On the other hand, Hodge may just be wrong here. See the helpful discussion in the final two sermons in D. Martyn Lloyd-Jones, “The Law: Its Function and Limits” (Exposition of Romans 7:1-8:4), pp. 332-356 (esp. 341-342.).
John Murray on Romans 8:4: “Since it is deliverance from the power of sin that is in the forefront and since ‘the law of the Spirit’ (vs. 2) is the regulating and controlling power of the Holy Spirit, verse 4 will have to be regarded as the designated effect in us of the judgment executed upon the power of sin in the cross of Christ and of the inwardly operative power of the Holy Spirit based upon and emanating from the once-for-all accomplishment in the cross of Christ . . . It is eloquent of the apostle’s view of the place of the law of God in the life of the believer that he should conceive of the holiness, which is the end promoted by the redemptive work of Christ, as the fulfilment of the ordinance of God’s law. . . . The term ‘fulfilled’ expresses the plenary character of the fulfilment which the law receives and it indicates that the goal contemplated in the sanctifying process is nothing short of the perfection which the law of God requires. The description given of those who are the partakers of this grace is one consonant with the tenor of the passage – they ‘walk not after the flesh but after the Spirit.’ The Spirit is the Holy Spirit (vs. 2) and the contrast means the directing power in their lives is not the flesh but the Holy Spirit. It is by the indwelling and directions of the Holy Spirit that the ordinance of the law comes to its fulfilment in the believer, and by the operations of grace there is no antinomy between the law as demanding and the Holy Spirit as energizing – ‘the law is Spiritual’ (7:14)” (Commentary on Romans, pp, 282-284). Murray’s entire passage, which I have excerpted, is most instructive.
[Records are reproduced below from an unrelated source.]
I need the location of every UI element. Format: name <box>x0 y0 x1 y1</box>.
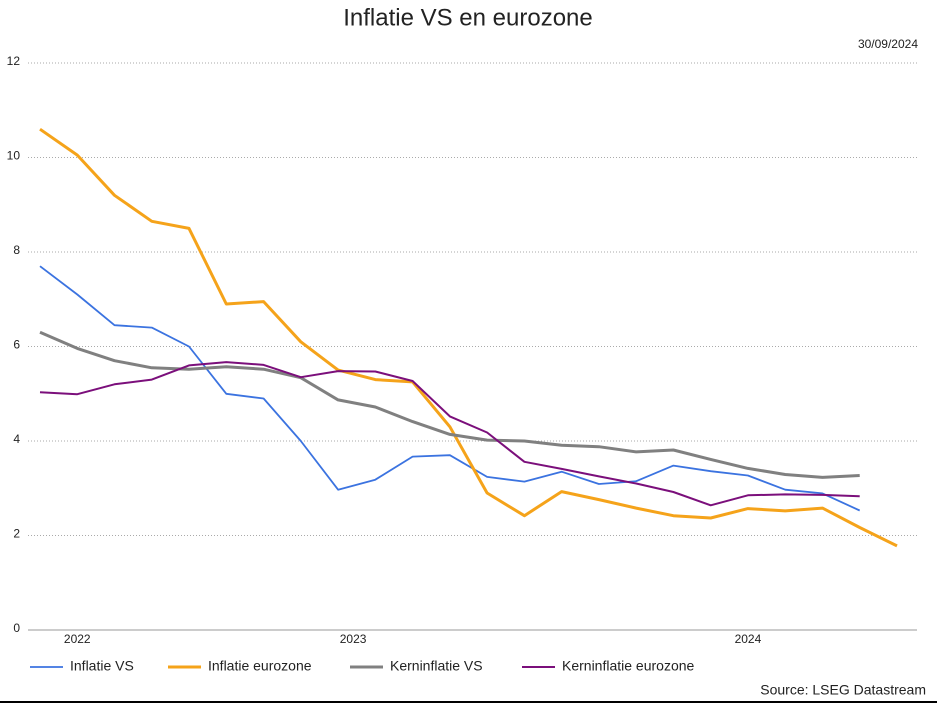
legend-label: Kerninflatie VS <box>390 658 483 674</box>
x-tick-label: 2023 <box>340 632 367 646</box>
line-series <box>39 361 860 507</box>
legend-label: Inflatie VS <box>70 658 134 674</box>
x-tick-label: 2024 <box>735 632 762 646</box>
source: Source: LSEG Datastream <box>760 682 926 698</box>
x-tick-label: 2022 <box>64 632 91 646</box>
y-tick-label: 8 <box>13 243 20 257</box>
y-tick-label: 10 <box>7 149 21 163</box>
line-series <box>39 330 860 479</box>
chart-title: Inflatie VS en eurozone <box>343 4 593 31</box>
chart-date: 30/09/2024 <box>858 37 918 51</box>
y-tick-label: 6 <box>13 338 20 352</box>
legend-label: Inflatie eurozone <box>208 658 312 674</box>
y-tick-label: 12 <box>7 54 21 68</box>
legend-label: Kerninflatie eurozone <box>562 658 695 674</box>
line-series <box>39 127 898 548</box>
y-tick-label: 4 <box>13 432 20 446</box>
y-tick-label: 2 <box>13 527 20 541</box>
y-tick-label: 0 <box>13 621 20 635</box>
line-series <box>39 265 861 512</box>
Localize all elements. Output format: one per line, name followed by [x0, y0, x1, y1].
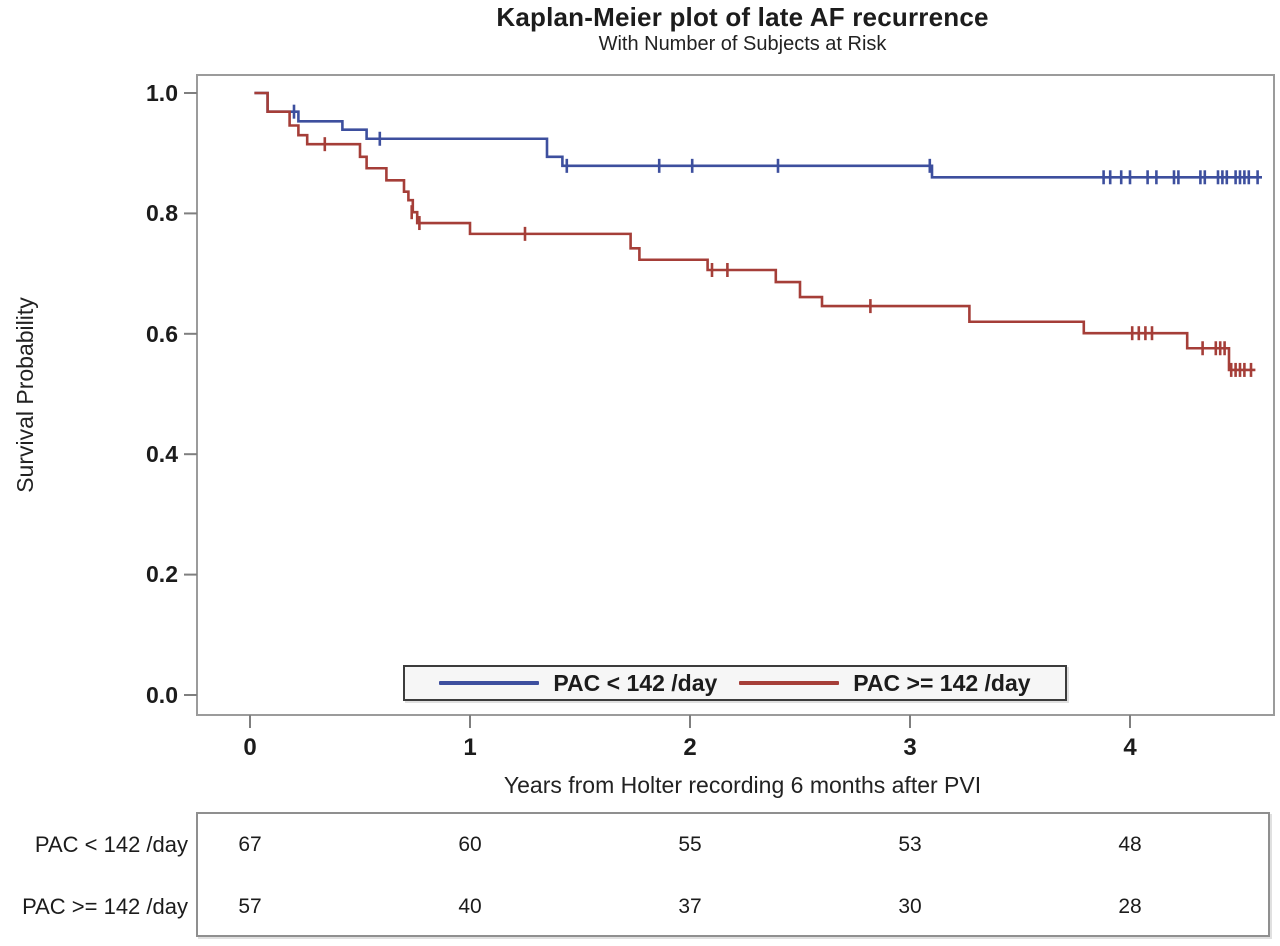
survival-curve: [254, 91, 1262, 179]
risk-value: 28: [1118, 895, 1142, 918]
y-tick-label: 0.6: [146, 321, 178, 347]
x-tick-label: 1: [463, 734, 477, 761]
risk-value: 37: [678, 895, 702, 918]
risk-value: 57: [238, 895, 262, 918]
y-axis-label: Survival Probability: [12, 297, 38, 493]
y-tick-label: 0.8: [146, 200, 178, 226]
risk-row-label: PAC >= 142 /day: [22, 894, 188, 919]
risk-value: 55: [678, 833, 702, 856]
x-axis-label: Years from Holter recording 6 months aft…: [503, 772, 982, 798]
legend-entry: PAC < 142 /day: [439, 670, 717, 697]
x-tick-label: 3: [903, 734, 917, 761]
at-risk-table: [196, 812, 1270, 937]
survival-curve: [254, 91, 1256, 372]
legend-label: PAC >= 142 /day: [853, 669, 1031, 696]
legend-line-swatch: [439, 681, 540, 685]
risk-value: 30: [898, 895, 922, 918]
risk-value: 60: [458, 833, 482, 856]
risk-value: 40: [458, 895, 482, 918]
legend: PAC < 142 /day PAC >= 142 /day: [403, 665, 1067, 701]
x-tick-label: 2: [683, 734, 697, 761]
y-tick-label: 0.4: [146, 441, 178, 467]
y-tick-label: 1.0: [146, 80, 178, 106]
risk-value: 67: [238, 833, 262, 856]
risk-row-label: PAC < 142 /day: [34, 832, 188, 857]
x-tick-label: 4: [1123, 734, 1137, 761]
y-tick-label: 0.2: [146, 561, 178, 587]
legend-label: PAC < 142 /day: [553, 669, 718, 696]
legend-entry: PAC >= 142 /day: [739, 669, 1031, 697]
legend-line-swatch: [739, 681, 840, 685]
chart-title: Kaplan-Meier plot of late AF recurrence: [496, 2, 989, 32]
chart-subtitle: With Number of Subjects at Risk: [598, 33, 887, 55]
x-tick-label: 0: [243, 734, 257, 761]
risk-value: 48: [1118, 833, 1142, 856]
risk-value: 53: [898, 833, 922, 856]
y-tick-label: 0.0: [146, 682, 178, 708]
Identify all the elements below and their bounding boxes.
Let no one say that to view Romans 8:4 as speaking of the inward operations of the Spirit in the life of the believer is an “attempt to take this comfort [of Christ’s atonement for us] away from the people of God.” This borders on slander.
Dr. Clark,
Thank you for this excellent post from Hodge on Romans 8:4. You’ve hit a bullseye here. Off hand, three of the ‘obedience boys’ have referenced Romans 8:4 as though it is under the auspices of our sanctification. When Paul, through the Holy Spirit pens Scriptures and our covenant Lord intends this to bring comfort to us, it is a shame what certain individuals are doing to the people of God by mishandling His Word. Our Lord intended this for our comfort because it is about Christ’s atonement for us, and yet some attempt to take this comfort away from the people of God with voice and clanking keyboards.